The first reason we deploy security infrastructure such as firewalls, routers, secure web gateways etc. is to protect the business against cyber attacks. But with today’s complexity, advanced threats and new technologies, it is a real challenge to manage the security policy. According to Gartner 95% of firewall breaches are a result of misconfiguration, not firewall flaws.
But firewalls have a second, and arguably more important objective – enabling connectivity for your business applications. (After all, most firewall are rules are not BLOCK rules, they are ALLOW rules). Modern datacenters are highly automated, and IT teams can provision a new server or database in minutes with just a few mouse clicks, sometimes this is a fully automated process which requires no human intervention.

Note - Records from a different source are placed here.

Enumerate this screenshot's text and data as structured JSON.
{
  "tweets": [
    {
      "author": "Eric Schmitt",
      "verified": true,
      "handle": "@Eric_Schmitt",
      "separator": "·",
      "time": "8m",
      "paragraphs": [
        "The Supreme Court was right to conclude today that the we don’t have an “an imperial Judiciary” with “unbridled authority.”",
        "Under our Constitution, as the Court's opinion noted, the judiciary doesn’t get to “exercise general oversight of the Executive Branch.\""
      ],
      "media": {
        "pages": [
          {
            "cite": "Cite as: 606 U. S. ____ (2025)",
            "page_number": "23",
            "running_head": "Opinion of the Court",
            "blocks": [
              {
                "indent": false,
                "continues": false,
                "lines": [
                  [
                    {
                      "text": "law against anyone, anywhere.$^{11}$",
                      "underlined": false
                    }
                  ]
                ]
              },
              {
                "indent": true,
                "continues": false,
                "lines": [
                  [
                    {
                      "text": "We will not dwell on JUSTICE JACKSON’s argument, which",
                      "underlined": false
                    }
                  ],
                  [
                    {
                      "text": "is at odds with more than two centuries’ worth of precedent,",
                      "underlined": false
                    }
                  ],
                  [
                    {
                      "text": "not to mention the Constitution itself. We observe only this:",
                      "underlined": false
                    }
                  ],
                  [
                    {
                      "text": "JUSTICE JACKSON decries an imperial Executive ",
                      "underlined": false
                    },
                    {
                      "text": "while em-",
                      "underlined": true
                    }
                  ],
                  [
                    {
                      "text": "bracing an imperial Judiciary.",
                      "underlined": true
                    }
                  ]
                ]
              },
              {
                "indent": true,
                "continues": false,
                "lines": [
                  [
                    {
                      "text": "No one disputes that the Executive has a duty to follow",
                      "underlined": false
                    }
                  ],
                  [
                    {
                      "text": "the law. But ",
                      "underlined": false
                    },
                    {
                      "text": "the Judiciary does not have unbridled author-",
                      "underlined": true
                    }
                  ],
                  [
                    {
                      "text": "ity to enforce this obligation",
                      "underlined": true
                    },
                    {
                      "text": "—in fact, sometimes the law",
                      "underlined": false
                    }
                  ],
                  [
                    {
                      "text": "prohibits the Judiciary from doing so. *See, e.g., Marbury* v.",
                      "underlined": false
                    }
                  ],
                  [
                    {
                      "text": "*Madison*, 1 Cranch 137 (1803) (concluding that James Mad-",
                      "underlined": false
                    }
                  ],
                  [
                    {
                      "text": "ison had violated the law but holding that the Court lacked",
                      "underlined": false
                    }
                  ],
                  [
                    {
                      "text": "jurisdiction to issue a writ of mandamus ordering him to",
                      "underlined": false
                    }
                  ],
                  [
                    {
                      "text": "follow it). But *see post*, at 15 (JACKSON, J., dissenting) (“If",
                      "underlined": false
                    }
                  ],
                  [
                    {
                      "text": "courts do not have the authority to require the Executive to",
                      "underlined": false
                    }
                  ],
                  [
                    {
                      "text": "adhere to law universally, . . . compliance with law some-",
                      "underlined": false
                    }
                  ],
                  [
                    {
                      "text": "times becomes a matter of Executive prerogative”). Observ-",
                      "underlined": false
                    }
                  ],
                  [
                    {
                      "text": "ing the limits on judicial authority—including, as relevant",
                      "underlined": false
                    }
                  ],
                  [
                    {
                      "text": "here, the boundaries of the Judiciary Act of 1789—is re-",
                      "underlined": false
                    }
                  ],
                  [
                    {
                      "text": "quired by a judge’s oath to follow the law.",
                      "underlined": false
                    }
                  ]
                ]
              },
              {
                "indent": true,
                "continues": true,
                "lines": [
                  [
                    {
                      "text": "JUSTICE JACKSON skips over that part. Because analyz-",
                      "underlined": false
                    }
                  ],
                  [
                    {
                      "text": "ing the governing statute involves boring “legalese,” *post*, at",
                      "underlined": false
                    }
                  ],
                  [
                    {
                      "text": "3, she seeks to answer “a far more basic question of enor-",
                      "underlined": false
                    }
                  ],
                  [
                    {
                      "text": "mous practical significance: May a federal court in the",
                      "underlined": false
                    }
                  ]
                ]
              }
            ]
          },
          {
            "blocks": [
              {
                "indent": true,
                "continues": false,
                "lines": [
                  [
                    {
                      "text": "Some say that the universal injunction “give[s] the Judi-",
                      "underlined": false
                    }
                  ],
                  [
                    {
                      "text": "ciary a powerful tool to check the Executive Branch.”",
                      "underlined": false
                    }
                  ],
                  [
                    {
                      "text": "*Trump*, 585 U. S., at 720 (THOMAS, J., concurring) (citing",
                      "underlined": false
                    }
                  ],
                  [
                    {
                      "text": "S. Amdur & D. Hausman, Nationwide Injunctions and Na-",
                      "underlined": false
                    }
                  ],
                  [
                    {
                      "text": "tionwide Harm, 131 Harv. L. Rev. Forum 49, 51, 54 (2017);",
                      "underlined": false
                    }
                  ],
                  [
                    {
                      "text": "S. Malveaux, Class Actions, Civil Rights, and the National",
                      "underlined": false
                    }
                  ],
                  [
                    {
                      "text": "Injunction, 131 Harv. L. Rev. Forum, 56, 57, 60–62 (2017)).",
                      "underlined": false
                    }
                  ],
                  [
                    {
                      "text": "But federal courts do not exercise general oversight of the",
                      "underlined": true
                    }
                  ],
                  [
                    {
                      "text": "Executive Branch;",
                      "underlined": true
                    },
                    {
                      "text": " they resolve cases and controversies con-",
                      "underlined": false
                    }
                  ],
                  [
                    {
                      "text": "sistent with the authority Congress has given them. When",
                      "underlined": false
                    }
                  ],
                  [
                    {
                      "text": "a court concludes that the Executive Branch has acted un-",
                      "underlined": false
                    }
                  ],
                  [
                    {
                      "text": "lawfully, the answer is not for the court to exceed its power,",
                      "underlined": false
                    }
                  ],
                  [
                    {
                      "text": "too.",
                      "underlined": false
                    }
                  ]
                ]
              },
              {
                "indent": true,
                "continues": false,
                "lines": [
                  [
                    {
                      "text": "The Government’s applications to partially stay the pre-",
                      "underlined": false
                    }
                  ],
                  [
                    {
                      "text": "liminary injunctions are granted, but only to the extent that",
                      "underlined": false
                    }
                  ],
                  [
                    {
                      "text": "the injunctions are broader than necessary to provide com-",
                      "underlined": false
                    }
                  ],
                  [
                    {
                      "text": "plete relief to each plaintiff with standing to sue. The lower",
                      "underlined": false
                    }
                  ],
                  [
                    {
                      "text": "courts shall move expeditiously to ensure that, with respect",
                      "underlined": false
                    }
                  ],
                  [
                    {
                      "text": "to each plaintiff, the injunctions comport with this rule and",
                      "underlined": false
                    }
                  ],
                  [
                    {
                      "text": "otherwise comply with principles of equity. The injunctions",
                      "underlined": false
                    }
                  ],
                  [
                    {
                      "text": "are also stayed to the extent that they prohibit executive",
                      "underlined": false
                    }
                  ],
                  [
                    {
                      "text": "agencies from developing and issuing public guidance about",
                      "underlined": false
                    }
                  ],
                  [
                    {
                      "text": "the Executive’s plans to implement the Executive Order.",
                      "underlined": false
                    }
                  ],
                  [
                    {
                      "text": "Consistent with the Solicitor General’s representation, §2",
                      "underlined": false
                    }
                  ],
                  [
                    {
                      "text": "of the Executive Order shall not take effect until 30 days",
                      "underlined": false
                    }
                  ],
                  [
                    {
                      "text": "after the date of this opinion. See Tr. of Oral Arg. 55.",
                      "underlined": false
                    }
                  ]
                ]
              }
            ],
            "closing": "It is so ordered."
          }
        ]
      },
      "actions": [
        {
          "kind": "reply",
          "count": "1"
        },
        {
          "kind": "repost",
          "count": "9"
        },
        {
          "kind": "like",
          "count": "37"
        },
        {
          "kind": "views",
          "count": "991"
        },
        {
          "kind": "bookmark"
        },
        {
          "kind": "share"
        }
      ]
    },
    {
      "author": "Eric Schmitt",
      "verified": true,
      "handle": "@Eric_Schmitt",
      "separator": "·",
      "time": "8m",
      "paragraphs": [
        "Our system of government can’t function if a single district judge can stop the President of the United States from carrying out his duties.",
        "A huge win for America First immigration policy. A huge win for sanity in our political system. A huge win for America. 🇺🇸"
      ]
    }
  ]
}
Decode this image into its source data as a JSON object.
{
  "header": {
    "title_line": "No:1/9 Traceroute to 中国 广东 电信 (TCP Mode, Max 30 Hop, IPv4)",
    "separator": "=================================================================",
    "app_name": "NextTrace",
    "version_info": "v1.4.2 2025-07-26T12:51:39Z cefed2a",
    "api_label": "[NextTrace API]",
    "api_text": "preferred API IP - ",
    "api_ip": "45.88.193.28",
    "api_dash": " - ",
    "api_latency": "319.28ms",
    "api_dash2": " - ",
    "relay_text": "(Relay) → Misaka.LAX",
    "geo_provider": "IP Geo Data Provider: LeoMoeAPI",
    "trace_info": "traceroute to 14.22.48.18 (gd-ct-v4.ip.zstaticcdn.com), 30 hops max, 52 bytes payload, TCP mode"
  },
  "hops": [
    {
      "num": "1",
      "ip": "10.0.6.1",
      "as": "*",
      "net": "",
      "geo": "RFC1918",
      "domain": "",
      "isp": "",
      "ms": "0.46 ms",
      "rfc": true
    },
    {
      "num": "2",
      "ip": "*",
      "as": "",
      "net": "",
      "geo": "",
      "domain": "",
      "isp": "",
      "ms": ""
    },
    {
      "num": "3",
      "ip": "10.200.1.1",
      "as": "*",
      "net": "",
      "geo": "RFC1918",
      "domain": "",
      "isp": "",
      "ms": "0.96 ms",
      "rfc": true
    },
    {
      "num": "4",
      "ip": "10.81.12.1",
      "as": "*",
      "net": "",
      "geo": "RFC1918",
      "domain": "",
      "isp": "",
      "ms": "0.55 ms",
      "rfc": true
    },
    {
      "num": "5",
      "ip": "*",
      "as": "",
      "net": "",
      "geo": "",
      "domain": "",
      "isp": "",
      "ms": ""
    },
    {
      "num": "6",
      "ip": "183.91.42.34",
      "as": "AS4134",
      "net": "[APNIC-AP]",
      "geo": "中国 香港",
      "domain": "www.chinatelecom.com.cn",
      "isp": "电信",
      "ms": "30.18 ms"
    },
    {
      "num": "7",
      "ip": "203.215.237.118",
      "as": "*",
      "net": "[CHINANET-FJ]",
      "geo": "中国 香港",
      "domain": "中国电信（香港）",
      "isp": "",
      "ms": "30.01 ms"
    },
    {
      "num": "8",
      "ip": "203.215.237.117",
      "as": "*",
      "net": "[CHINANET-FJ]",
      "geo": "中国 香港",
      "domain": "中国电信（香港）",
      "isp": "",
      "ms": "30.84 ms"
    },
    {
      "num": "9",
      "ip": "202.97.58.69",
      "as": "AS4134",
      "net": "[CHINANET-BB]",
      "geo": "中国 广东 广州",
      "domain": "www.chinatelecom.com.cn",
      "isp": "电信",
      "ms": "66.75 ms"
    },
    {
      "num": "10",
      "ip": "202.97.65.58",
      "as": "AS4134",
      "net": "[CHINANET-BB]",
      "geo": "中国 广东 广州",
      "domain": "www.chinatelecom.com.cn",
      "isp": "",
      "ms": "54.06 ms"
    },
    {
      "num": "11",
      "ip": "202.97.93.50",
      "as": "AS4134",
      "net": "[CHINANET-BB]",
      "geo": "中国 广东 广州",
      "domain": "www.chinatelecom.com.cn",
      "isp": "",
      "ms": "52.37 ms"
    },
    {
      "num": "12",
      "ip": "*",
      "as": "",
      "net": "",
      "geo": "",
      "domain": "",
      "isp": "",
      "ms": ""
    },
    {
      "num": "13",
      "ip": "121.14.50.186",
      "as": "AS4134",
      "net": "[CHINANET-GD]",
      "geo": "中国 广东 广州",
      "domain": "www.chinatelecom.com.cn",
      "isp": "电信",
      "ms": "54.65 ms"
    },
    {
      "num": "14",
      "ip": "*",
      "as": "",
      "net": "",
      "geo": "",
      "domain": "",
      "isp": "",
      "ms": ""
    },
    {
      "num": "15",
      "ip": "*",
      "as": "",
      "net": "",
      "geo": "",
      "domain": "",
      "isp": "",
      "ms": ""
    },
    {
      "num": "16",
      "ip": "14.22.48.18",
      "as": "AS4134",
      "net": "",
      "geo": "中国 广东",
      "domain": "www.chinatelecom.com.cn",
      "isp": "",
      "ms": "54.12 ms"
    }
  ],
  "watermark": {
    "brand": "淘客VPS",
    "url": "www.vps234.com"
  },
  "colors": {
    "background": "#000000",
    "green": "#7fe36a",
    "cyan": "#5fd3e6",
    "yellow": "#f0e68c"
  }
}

However, provisioning security for the application (I.e. ensuring all the ports and connectivity paths are enabled) is still a very manual and lengthy process that slows down the business. Security team often needs days and even weeks to identify what firewalls to change, and design and push-out the change in a secure and efficient manner.
The AlgoSec Security Management Suite allows you to “manage security at the speed of business”. Let’s see what we mean by this:
You can provision security for business application much faster, because AlgoSec understands the connectivity requirements of your business applications (E.g. manufacturing, BI, HR, finance, online stores etc.) and how the security policy enables or blocks these critical business “flows”.
You can streamline firewall operations and gain total visibility and control of your security infrastructure. AlgoSec connects to your network security devices and analyzes the policy to automate many daily tasks such as troubleshooting and auditing.
You can align the different teams, application owners, network and security under one integrated solution – bridging traditional gaps and creating a much more agile and accountable organization.